Owing to their ability to reproduce the embryonic, fetal and neonatal differentiation of all different organotypic cellular phenotypes, pluripotent stem cells represent an ideal tool to study physiological processes of embryogenesis under in vitro conditions, as well as provide the basis of cellular therapeutics to develop novel disease models and to build up test assay systems for drug discovery and toxicology. In particular, embryonic stem (ES) cells and induced pluripotent stem (iPS) cells can reproduce all organotypic electrophysiology, signalling cascades and genes involved in development (functional genomics). This spontaneously occurs within three-dimensional cell aggregates – embryoid bodies – which were developed 25 years ago. To select only one lineage (e.g. the cardiac lineage) and to allow the identification of the transplanted cells, transgenic ES and iPS cells were used. They contained a vector with two cloning sites for enhanced green fluorescent protein and a puromycin resistance gene for selection under the α-MHC (myosin heavy chain) promoter. We aimed to generate iPS cell-derived cardiomyocytes and their molecular and functional characterization in comparison with cardiomyocytes derived from established ES cells on a transcriptomic and electrophysiological level. To demonstrate the ability of ES cells for regenerative medicine and tissue repair, cardiomyocytes differentiated from ES cells were injected into the cryoinfarcted left ventricular wall of adult wild-type mice. Translation from the laboratory into the clinic is one of the remaining key issues for applied stem cell research.

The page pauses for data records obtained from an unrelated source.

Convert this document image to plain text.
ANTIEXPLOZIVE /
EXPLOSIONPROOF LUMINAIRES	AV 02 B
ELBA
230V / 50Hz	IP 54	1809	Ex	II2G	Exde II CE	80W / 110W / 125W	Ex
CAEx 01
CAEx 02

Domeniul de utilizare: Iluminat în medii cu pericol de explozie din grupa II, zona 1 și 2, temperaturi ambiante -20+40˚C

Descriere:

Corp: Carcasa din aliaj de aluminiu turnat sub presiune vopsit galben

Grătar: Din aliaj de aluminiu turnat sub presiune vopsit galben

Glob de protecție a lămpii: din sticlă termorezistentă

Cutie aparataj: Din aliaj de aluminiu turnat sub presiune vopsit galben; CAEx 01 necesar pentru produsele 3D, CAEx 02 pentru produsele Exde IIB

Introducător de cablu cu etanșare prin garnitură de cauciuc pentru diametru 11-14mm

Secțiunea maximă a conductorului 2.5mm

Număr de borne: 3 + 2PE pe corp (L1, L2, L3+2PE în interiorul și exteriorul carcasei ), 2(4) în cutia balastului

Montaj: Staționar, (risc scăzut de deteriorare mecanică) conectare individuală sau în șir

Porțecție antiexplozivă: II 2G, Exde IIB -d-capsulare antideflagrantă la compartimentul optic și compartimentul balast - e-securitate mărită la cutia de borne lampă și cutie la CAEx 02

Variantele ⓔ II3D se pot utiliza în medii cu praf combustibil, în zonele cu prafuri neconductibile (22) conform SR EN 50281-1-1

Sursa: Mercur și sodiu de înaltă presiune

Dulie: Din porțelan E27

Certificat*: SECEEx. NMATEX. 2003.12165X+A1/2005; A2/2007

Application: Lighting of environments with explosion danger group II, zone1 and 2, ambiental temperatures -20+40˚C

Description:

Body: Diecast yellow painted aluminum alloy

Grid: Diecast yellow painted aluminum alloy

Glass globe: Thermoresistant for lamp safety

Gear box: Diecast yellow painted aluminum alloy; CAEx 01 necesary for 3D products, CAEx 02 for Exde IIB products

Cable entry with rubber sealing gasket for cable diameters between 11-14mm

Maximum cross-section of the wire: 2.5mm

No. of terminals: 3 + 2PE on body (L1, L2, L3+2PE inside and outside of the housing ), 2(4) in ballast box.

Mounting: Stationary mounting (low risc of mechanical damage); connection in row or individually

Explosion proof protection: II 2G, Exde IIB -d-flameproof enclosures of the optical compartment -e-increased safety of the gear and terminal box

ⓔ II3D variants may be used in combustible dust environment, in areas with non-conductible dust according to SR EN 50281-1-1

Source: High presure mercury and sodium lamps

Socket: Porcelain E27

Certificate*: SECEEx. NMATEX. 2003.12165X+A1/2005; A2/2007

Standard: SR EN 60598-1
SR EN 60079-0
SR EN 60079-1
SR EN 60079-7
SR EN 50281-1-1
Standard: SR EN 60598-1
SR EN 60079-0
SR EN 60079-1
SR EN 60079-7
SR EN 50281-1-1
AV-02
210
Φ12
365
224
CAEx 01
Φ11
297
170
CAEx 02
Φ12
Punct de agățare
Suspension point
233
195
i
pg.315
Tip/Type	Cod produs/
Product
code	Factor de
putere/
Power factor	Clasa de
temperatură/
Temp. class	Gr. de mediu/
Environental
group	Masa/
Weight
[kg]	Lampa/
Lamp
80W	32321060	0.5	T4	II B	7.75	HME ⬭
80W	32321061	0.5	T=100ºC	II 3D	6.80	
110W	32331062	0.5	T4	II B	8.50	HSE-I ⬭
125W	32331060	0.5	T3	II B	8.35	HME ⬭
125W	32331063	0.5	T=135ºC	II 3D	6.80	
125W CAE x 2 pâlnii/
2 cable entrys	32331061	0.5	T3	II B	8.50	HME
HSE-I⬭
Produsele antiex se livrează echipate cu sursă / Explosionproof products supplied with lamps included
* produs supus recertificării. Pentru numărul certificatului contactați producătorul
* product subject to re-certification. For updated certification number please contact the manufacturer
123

Reprogramming of fibroblasts from patients with long QT syndrome type 3 or catecholaminergic polymorphic ventricular tachycardia syndrome by ectopic expression of the Yamanaka’s transcription factors resulted in the generation of iPS cells for disease modelling. This novel approach may also enable patient-specific cell replacement therapies, which appear to be an indispensable prerequisite for later use in clinics.
Within two European consortia, embryonic stem cell-based novel alternative testing strategies (ESNATS) and detection of end points and biomarkers for repeated dose toxicity using in vitro systems (DETECTIVE), and under my coordination, we developed a battery of toxicity tests using human ES or human iPS cell lines subjected to different standardized culture protocols. Tests will cover embryoid bodies in different developmental stages and differentiated derivatives including gamete and neuronal lineages, complemented by test systems for hepatic metabolism. Predictive toxicogenomics and proteomics markers will be identified. The individual tests will be integrated into an ‘all-in-one’ test system. To enable future industrial use, we will prepare automating and scaling-up of human ES cell culture, and the predictability, quality and reproducibility of these will be evaluated in a proof-of-concept study. Benefits include increasing safety as a result of better predictivity of human test systems; reducing, refining and replacing animal tests; lowering testing cost; and supporting medium- and high-throughput testing.